Who are your customers?

Telia interim kitchens are everywhere! You might find them at a company open house, a sports event like Formula 1 or the Skiing World Championships, or as a large corporate kitchen that’s been in use for a year or more. A lot of the Oktoberfest tents use Telia kitchens as well. Those are the largest kitchens we design, in fact. Each beer tent seats up to 9,000 people, and on average those seats are filled twice per day, which means preparing, storing, and serving food for 18,000 people “just in time” – with the dishwashers running full speed, of course! Telia delivers ten tractor-trailers of kitchen equipment to Oktoberfest each year, including one just for replacement units and parts. We remain on-site the entire time to help ensure operational safety.

So does anything make you lose your cool anymore?

Building codes and safety regulations! (laughs) Seriously, though, those are really strict, and each kitchen has to be approved. And then sometimes Nature sets limitations on us at large-scale events. One example was in January 2019, when it snowed so heavily before the World Biathlon Championships in Ruhpolding that deliveries were impossible for several days. Even so, we still managed to get the entire infrastructure ready on time – the VIP-area catering as well as the athlete and employee food service!

Planning interim kitchens in advance precisely can’t be easy. How do you it?

Above all, we plan each kitchen individually with each customer. When it comes to the kitchen itself – cooking, washing, logistics – we do the planning ourselves, because we have decades of experience there. For peripheral stuff like air conditioning, ventilation, and the building shell, we have long-term partners that are specialized in each area, so they handle dimensioning in that regard.

How quickly can Telia deliver one of these kitchens?

Depends. With interim kitchens for sporting events, it usually takes four weeks from when the order comes in until when the kitchen is ready to use.

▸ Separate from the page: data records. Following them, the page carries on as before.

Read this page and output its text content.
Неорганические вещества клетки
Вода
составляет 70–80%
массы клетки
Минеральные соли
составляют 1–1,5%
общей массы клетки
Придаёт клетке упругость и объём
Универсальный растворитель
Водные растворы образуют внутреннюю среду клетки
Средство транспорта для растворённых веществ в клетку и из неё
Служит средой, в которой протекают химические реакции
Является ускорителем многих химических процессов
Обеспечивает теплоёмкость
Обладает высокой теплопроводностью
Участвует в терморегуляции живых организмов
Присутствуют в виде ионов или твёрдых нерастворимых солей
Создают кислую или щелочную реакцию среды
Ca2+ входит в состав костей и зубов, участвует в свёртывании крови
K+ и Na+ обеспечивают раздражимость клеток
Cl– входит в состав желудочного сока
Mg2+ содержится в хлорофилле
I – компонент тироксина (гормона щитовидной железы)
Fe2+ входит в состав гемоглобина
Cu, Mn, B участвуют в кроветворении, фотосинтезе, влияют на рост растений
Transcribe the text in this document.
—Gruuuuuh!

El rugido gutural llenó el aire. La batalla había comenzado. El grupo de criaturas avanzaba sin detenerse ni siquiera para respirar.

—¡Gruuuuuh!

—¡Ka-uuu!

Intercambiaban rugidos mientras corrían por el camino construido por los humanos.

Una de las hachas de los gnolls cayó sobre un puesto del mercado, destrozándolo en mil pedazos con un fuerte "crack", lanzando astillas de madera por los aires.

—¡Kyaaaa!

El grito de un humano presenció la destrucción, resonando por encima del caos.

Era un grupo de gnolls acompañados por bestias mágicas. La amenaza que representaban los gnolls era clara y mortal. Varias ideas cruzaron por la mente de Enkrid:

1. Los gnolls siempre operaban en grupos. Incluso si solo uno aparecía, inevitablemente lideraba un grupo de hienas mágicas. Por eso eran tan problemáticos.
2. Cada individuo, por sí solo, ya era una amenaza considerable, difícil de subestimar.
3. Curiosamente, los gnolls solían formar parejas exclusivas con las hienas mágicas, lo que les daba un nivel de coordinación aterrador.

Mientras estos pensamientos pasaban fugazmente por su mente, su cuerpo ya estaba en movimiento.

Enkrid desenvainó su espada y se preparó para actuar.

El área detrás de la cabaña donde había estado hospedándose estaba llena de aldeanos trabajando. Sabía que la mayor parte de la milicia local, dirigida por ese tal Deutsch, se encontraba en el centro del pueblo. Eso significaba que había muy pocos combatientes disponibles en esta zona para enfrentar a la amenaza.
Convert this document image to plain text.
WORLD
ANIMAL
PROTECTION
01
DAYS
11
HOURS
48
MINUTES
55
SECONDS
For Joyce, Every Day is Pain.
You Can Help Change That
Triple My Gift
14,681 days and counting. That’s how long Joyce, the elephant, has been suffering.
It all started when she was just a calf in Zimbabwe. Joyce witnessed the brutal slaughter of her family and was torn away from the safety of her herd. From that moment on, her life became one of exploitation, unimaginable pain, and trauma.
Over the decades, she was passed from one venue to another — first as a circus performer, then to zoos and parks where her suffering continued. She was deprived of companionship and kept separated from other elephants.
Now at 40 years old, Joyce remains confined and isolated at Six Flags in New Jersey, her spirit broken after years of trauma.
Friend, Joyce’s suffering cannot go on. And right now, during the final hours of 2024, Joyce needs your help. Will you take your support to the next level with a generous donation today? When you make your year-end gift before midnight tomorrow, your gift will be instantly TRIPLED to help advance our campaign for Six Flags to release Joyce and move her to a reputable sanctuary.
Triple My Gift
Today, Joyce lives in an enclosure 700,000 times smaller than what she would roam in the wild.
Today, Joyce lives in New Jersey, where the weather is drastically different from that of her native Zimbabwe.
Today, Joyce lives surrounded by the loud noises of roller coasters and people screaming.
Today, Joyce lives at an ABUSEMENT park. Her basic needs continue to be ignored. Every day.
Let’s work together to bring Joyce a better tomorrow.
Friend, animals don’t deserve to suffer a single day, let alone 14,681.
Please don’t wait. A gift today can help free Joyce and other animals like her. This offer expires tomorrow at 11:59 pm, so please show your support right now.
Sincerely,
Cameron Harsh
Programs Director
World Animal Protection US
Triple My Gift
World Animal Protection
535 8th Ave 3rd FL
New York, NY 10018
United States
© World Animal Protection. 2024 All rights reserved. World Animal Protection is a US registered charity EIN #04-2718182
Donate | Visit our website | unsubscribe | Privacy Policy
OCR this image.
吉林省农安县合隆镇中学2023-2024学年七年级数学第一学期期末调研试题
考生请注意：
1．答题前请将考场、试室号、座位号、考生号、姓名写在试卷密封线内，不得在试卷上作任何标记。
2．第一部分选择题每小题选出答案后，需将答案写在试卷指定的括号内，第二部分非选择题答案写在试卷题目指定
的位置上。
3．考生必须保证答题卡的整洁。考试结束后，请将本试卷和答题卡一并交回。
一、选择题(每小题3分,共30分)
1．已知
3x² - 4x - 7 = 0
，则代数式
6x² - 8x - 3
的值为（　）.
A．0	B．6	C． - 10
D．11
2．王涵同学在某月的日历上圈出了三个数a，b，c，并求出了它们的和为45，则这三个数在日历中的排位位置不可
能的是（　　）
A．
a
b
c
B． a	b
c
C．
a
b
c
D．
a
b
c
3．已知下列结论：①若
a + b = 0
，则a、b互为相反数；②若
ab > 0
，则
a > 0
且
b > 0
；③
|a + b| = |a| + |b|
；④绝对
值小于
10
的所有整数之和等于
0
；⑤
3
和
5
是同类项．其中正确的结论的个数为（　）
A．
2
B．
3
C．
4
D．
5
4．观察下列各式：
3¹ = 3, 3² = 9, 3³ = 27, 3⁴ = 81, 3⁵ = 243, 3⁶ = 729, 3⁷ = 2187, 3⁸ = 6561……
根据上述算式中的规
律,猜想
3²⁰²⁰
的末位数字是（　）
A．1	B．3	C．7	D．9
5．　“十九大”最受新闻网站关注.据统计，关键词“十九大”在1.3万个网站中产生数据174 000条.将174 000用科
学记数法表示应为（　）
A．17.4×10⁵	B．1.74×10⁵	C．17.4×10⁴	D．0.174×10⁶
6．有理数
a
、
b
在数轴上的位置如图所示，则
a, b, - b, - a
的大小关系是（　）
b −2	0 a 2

Interim kitchens for 1,000 company employees involve bidding, planning, government permits, and construction – that can take up to five months.

Let’s finish by gazing into our crystal ball: what will interim kitchens be like in the year 2050?

Predicting 30 years into the future is really going out on a limb. I’ll try, though: appliances and equipment will all be networked and operate autonomously; people will only have supervisory duties. Operators won’t own equipment anymore – they’ll pay to use the kitchen. That will apply to “fixed” kitchens, too.